"37 degrees."
Rei checked the thermometer.
"Why 37 degrees?" Kana asked.
"Human body temperature. The temperature where enzymes work most efficiently."
Toma was adjusting the water bath. "If we make it hotter, won't it go faster?"
"Try it and see."
Toma raised the temperature to 45 degrees. The color change in the reaction solution accelerated.
"See! It got faster!"
"But wait a while," Rei said.
A few minutes later, the reaction suddenly slowed.
"Huh?" Toma was confused.
Rei explained. "The enzyme denatured. Its structure broke from the heat."
"Broke?"
"For proteins, three-dimensional structure is life. When temperature is too high, that shape collapses."
Kana opened her notebook. "So there's an optimal temperature?"
"Yes. Too low and molecular motion is slow, too high and denaturation occurs. The optimal temperature is in between."
Rei drew a graph. A bell-shaped curve.
"Horizontal axis is temperature, vertical axis is enzyme activity. The peak is the optimal temperature."
Toma prepared another test tube. "Then let's try 10, 20, 30, and 40 degrees."
The three began parallel experiments. The same reaction at different temperatures.
"10 degrees is slow," Kana observed.
"20 degrees got a little faster," Toma continued.
"30 degrees is even faster," Rei took notes.
"37 degrees is fastest!" Kana got excited.
"But at 40 degrees..." Toma stared. "It starts fast but stops quickly."
Rei nodded. "Evidence of denaturation. An irreversible change."
Kana asked. "Why 37 degrees? Why exactly body temperature?"
"Result of evolution," Rei answered. "Human enzymes evolved to be optimal at body temperature."
"What about other organisms?"
"They adapt to their environment. Arctic fish have enzymes that work at low temperatures, hot spring bacteria have enzymes that work at high temperatures."
Toma was surprised. "Amazing! So hot spring bacteria enzymes don't break even in boiling water?"
"Protein structure is stabilized. Stronger bonds, special amino acid sequences."

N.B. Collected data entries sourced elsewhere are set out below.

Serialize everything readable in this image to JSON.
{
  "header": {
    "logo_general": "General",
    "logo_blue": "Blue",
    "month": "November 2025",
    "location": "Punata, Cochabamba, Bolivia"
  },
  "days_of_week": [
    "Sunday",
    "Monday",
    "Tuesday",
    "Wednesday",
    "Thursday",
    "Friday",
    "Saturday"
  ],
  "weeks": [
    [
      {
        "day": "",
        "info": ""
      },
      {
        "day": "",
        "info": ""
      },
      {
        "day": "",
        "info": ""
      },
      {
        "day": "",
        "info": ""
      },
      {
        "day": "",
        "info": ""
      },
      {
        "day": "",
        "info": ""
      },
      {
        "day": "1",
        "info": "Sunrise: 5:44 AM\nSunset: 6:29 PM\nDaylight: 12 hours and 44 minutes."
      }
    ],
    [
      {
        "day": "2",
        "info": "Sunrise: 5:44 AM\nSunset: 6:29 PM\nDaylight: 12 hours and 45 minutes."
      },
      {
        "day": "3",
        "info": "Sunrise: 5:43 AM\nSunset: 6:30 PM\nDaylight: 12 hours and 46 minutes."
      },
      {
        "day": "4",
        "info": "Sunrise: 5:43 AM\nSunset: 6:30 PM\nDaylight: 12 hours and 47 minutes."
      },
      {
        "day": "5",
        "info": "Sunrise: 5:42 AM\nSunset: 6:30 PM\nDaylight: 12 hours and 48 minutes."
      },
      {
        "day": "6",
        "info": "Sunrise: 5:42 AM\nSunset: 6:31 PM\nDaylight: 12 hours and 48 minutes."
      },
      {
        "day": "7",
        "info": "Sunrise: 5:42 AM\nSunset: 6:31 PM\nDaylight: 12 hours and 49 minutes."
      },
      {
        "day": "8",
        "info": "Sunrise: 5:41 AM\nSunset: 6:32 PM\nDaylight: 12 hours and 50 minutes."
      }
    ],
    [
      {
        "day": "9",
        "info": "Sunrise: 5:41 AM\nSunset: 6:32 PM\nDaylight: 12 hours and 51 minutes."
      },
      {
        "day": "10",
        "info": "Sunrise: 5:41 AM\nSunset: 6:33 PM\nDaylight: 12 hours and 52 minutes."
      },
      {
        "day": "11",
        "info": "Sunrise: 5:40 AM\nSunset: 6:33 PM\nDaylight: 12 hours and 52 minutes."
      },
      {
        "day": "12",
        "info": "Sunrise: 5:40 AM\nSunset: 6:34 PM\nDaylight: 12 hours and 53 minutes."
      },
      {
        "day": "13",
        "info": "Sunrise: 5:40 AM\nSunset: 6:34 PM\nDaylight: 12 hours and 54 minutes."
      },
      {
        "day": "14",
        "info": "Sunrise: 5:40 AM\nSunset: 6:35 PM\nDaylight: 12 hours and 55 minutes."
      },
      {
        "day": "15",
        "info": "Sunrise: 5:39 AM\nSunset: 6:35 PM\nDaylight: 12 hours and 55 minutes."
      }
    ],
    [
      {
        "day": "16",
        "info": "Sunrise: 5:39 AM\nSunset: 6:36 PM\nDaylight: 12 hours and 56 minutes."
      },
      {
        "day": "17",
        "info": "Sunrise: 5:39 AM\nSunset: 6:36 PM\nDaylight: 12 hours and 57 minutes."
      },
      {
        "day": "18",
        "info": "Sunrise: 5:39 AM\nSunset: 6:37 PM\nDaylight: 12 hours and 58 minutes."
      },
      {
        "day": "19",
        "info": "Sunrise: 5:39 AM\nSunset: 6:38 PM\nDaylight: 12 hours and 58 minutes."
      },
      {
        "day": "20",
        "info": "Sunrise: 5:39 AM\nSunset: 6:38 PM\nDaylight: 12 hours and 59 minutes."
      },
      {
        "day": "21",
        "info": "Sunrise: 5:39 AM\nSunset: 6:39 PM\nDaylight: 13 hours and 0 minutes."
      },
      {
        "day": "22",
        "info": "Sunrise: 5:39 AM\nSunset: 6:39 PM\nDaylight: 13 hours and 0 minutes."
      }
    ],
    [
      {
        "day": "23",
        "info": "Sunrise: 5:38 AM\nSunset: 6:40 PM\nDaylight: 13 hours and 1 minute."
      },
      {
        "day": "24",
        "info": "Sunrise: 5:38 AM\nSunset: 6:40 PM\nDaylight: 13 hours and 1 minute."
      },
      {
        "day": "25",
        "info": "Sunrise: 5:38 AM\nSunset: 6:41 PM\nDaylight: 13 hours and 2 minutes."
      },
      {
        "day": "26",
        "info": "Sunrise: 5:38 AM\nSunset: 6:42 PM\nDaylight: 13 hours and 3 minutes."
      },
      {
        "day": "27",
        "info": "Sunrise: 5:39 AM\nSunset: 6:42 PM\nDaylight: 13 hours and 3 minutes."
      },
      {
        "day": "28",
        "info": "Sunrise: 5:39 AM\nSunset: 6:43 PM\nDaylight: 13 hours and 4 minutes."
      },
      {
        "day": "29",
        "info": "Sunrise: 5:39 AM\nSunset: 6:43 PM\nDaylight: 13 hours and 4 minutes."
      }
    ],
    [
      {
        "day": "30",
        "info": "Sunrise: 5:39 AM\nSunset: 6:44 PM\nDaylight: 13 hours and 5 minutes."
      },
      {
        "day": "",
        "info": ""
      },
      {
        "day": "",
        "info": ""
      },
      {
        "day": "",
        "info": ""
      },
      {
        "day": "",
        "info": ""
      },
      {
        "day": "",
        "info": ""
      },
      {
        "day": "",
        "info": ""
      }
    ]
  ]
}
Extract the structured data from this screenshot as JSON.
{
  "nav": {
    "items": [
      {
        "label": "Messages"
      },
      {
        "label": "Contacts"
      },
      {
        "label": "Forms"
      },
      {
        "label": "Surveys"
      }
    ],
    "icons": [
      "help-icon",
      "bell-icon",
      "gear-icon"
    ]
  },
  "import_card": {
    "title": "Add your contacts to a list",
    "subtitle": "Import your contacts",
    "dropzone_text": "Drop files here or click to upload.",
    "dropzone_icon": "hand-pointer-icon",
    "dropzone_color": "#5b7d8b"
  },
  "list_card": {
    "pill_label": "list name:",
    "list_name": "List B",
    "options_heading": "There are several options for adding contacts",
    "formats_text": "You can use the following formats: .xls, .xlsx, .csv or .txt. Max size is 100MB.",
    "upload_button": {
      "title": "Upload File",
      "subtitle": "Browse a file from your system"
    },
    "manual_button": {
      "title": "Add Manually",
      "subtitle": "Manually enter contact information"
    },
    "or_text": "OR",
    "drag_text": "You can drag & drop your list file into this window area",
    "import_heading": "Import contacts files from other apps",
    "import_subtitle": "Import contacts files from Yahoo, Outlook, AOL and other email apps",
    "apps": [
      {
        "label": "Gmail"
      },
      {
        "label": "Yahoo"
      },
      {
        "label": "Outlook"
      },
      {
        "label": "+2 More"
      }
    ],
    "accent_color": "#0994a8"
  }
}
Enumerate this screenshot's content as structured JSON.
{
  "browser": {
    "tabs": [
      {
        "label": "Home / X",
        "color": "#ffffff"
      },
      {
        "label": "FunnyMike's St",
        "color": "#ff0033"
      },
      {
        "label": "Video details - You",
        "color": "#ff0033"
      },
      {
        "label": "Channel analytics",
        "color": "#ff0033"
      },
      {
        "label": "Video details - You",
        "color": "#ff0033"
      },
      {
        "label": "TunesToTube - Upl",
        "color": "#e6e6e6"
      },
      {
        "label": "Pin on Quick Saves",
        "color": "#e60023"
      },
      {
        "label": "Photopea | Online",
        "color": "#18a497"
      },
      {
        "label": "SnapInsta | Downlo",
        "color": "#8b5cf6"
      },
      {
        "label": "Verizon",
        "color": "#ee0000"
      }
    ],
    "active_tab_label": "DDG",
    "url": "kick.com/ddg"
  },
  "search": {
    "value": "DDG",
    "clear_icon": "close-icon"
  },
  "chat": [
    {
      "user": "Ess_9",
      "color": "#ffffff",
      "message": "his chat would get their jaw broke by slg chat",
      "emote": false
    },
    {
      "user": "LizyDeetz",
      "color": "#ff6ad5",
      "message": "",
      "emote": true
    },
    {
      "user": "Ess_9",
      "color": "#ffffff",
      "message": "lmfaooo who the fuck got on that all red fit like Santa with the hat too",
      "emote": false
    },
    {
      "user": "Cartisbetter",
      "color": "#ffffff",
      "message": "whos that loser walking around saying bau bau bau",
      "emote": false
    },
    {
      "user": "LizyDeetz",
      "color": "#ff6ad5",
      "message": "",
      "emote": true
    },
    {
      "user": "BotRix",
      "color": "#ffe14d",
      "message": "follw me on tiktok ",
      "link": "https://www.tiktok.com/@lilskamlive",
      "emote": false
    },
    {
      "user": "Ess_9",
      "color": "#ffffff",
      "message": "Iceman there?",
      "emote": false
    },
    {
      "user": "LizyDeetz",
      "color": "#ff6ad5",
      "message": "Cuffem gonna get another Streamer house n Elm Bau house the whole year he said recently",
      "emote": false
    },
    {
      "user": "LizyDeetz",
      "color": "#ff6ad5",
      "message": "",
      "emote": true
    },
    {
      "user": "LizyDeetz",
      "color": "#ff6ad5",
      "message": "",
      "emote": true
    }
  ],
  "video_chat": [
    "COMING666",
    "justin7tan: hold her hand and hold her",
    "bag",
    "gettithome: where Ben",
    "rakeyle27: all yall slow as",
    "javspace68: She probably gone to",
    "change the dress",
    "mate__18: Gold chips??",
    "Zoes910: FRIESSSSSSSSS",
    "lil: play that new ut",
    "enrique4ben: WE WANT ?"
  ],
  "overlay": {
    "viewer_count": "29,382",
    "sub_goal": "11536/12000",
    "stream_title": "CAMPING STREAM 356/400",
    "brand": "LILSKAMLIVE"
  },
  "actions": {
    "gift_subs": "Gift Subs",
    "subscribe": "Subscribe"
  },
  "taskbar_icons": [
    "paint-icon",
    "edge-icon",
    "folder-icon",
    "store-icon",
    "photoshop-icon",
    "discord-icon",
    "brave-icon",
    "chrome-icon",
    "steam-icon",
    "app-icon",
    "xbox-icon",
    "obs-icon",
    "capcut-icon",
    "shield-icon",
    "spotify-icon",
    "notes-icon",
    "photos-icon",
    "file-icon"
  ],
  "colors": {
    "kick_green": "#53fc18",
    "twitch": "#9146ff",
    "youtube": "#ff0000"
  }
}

Kana pondered. "Besides temperature, are there other factors affecting enzymes?"
"pH, salt concentration, inhibitors... many," Rei enumerated.
"Does pH also have an optimal value?"
"It does. Pepsin in the stomach is optimal in acid, trypsin in the intestine is optimal in alkaline."
Toma looked at the graph again. "Is activation energy related?"
Rei smiled. "Sharp. As temperature rises, more molecules can exceed the activation energy."
"That's why it gets faster?"
"Yes. But only as long as the enzyme itself remains stable."
Kana remembered the Arrhenius equation. "Reaction rate increases exponentially with temperature..."
"Accurate. But for enzymes, there's an upper limit called denaturation."
Toma prepared ice water. "Then if we cool it?"
"Reaction slows, but the enzyme doesn't break. That's why we can preserve by refrigeration and freezing."
Kana understood. "At low temperature, it's dormant?"
"Yes. Reversible inactivation. It revives when warmed."
Rei summarized. "Enzymes are sensitive to temperature. They only function within the appropriate range."
Toma lined up the test tubes. Results at different temperatures, neatly arranged.
"Life can only exist in a narrow range."
"But there are also tricks to expand that range," Rei said. "Chaperones, osmotic adjustment, metabolic regulation."
Kana murmured. "The miracle of 37 degrees."
"Advantage of warm-blooded animals," Rei continued. "Can always keep enzymes at optimal temperature."
Toma took his own temperature. "36.5 degrees. A little low?"
"There's individual variation. But big deviations are problematic."
"What about fever?"
"To kill pathogens. But if too high, your own enzymes break too."
Kana was impressed. "Body temperature is that important."
"Foundation of life activities," Rei said quietly.
The three stared at the thermometer. A difference of just a few degrees separates life and death. In that narrow range where enzymes get serious, life shines.
"A delicate miracle," Kana said.
Rei and Toma nodded too. Temperature is the key to life.